Trini next argues that service was not effective as to Trini because there was no evidence that the process server attempted to serve Nguyen personally, in her capacity as Trini's designated agent, before serving the lawsuit by substituted service. However, the requirement that the process server exercise "reasonable diligence" to serve an individual defendant personally before attempting substituted service does not apply to corporations such as Trini. See Cal. Civ. Proc. Code Ann. §§ 415.20(a), (b), 416.10(a), .90.

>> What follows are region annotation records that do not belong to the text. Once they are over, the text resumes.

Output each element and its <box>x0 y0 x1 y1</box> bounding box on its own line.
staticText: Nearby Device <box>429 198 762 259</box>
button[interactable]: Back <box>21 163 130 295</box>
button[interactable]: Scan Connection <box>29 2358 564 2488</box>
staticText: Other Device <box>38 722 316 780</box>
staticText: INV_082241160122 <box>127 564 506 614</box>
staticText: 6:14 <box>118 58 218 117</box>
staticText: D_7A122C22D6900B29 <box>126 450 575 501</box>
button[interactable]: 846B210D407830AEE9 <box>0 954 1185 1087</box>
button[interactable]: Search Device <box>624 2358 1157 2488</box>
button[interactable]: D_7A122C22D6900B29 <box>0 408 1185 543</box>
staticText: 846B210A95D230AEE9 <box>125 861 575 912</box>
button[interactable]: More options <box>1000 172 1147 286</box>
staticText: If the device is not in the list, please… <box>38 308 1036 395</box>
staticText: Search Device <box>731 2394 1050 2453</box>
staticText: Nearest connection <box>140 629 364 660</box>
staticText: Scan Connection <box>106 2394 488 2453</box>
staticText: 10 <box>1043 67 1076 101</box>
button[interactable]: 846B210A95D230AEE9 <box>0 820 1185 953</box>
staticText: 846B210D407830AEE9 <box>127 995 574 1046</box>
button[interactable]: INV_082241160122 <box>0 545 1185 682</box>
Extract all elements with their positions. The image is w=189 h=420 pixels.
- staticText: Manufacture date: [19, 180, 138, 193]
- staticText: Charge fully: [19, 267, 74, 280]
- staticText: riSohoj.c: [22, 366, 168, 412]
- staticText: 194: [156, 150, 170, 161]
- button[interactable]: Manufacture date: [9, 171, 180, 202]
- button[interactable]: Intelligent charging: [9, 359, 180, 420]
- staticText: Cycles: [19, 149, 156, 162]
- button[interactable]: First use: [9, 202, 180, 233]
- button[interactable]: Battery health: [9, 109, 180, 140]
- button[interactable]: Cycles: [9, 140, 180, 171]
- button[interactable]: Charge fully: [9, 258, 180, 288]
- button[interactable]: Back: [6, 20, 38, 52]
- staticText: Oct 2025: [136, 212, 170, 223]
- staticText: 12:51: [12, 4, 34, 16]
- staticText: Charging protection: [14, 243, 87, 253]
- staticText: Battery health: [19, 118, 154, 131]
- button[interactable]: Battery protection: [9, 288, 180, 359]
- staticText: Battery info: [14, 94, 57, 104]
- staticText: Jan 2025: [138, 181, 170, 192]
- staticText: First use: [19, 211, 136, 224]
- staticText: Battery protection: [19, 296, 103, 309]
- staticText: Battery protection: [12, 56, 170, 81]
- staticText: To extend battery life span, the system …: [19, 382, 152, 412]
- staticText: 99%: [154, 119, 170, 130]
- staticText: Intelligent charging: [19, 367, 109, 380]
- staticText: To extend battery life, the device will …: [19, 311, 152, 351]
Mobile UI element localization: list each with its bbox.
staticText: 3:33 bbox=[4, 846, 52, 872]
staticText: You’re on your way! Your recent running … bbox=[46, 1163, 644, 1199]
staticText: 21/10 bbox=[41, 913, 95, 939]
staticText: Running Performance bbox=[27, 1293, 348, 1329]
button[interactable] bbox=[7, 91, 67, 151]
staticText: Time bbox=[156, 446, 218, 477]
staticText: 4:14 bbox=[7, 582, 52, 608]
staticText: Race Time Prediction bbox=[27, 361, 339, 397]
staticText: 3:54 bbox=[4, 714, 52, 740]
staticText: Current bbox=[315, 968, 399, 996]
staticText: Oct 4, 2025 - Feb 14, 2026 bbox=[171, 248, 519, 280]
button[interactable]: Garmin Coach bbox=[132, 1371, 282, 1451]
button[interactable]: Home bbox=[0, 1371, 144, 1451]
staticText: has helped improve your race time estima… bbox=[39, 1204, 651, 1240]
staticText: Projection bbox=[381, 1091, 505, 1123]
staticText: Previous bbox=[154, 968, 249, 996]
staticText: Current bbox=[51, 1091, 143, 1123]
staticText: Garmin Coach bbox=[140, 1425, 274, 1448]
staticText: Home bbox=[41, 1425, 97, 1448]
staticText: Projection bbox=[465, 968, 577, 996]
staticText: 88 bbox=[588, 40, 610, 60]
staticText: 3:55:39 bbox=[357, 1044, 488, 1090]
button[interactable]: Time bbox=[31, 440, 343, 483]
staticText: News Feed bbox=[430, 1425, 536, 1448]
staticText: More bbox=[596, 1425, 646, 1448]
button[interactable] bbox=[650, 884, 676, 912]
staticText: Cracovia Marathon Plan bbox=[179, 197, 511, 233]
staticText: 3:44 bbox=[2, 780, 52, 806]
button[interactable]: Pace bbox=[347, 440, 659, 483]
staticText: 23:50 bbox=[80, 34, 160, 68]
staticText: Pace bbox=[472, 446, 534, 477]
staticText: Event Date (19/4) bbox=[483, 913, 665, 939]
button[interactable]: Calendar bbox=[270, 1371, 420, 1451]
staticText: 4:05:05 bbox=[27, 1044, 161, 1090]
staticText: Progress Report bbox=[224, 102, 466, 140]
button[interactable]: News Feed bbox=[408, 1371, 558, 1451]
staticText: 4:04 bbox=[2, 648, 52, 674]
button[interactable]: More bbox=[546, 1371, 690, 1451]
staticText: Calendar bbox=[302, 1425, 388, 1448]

We hold that Trini has not shown by clear and convincing evidence that service was ineffective as to Trini. See Mindis Metals, 132 S.W.3d at 484.
B. Nguyen
As to Nguyen, an individual, the relevant California substituted-service statute provides, in relevant part:
If a copy of the summons and complaint cannot with reasonable diligence be personally delivered to the person to be served, . . . a summons may be served by leaving a copy of the summons and complaint at the person's . . . usual place of business . . . in the presence of . . . a person apparently in charge of his or her office[ or] place of business, . . . and by thereafter mailing a copy of the summons and of the complaint by first-class mail, postage prepaid to the person to be served at the place where a copy of the summons and complaint were left.Cal. Civ. Proc. Code § 415.20(b); see Cal. Civ. Proc. Code § 416.90.
The declarations of the process server indicate that the process server attempted to serve Nguyen personally twice at her office and once at her home before leaving a copy of the summons and complaint at Nguyen's office with Huynh, who is described as the "Person In Charge" and "Person In Charge-apparently."
Nguyen argues service was ineffective as to her because, according to Nguyen's declaration, "Huynh is not a person in charge of my office or business, " but instead "was a receptionist." California law, however, does not require that the summons and complaint be left with someone actually in charge of an office or business, but instead with someone apparently in charge of an office or business. See Cal. Civ. Proc. Code § 415.20(b). Moreover, the process server's declarations include a description of a receptionist who denied the process server access to Nguyen by saying that Nguyen was on the phone, had left the office, and had not returned to the office; that description is consistent with a person "apparently in charge" of the office. See, e.g., Bein v. Brechtel-Jochim Group, Inc., 8 Cal.Rptr.2d 351, 354 (Cal.App. 4th 1992) (gate guard was person "apparently in charge" because defendants "authorized the guard to control access to them and their residence") (collecting cases); see also Pasadena Medi-Ctr. Assocs. v. Superior Court, 511 P.2d 1180, 1184 (Cal. 1973) (instructing that statutes concerning service of process "be liberally construed"). Accordingly, Nguyen's declaration does not show by clear and convincing evidence that Huynh was not apparently in charge of the office as averred by the process server.
We hold that Trini and Nguyen have not shown by clear and convincing evidence that service was ineffective as to them. See Mindis Metals, 132 S.W.3d at 484. We overrule the sole issue.
III. Conclusion
We affirm the trial court's judgment as challenged on appeal.